IN THE PICTURE: A beneficiary of SAFOD's ECDE project in Mozambique that is part of the SA-IEP programme, which aimed to ensure inclusive early childhood development and education (ECDE) for children with disabilities within community-based rehabilitation programmes.
Across Southern Africa, millions of learners with disabilities are being failed by education systems that were not built with them in mind. Schools are physically inaccessible. Teachers lack training. Assistive technology is scarce.

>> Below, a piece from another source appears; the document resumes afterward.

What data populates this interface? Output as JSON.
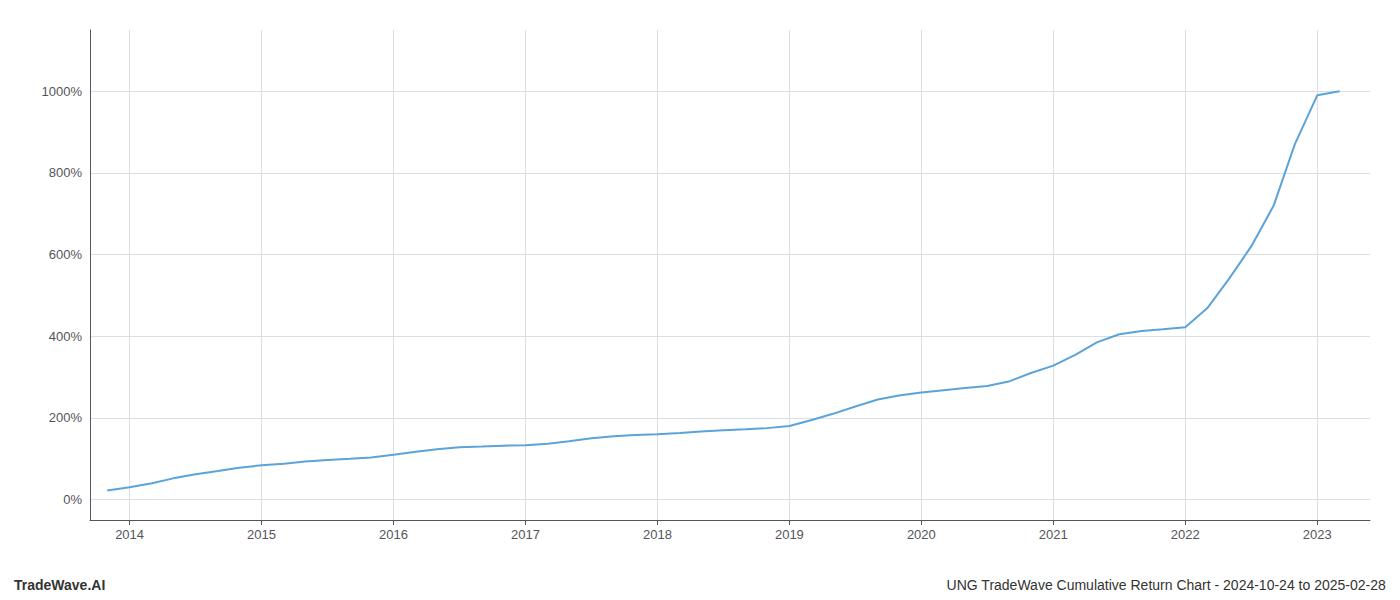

Where inclusive education policies exist, they rarely come with the budgets or oversight to make them work.
Inaccessible school buildings.
Untrained teachers.
No assistive technology.
Policies without budgets.
Regional Inclusive ECDE Strategy Framework
SAFOD developed a draft Regional Inclusive Early Childhood Development and Education (ECDE) Strategy Framework to guide the SADC Secretariat, member states, and other stakeholders on making early childhood education universally available and genuinely inclusive across the region.
SAFOD submitted a proposal to the Open Society Initiative for Southern Africa (OSISA) to support advocacy for the adoption and implementation of this strategy, targeting six countries in a three-way partnership.
2022 Regional Roundtable Forum
Inclusive education was a core theme at SAFOD's 2022 Regional Disability Roundtable Forum in Johannesburg. MIET Africa and AfECN joined to assess progress, share evidence, and identify what governments must do differently to close the gap between policy and classroom reality.
#Inclusive Young Voices
Youth Ambassadors in five countries were trained to advocate for their right to inclusive, quality education — directly challenging the systems that exclude them. Education was one of the core themes carried by the project across Botswana, Namibia, Mozambique, Zambia, and Malawi.
Education cannot be the last sector to include persons with disabilities. SA-IEP makes the case that it must be one of the first — and that the investment required is not charity, but obligation.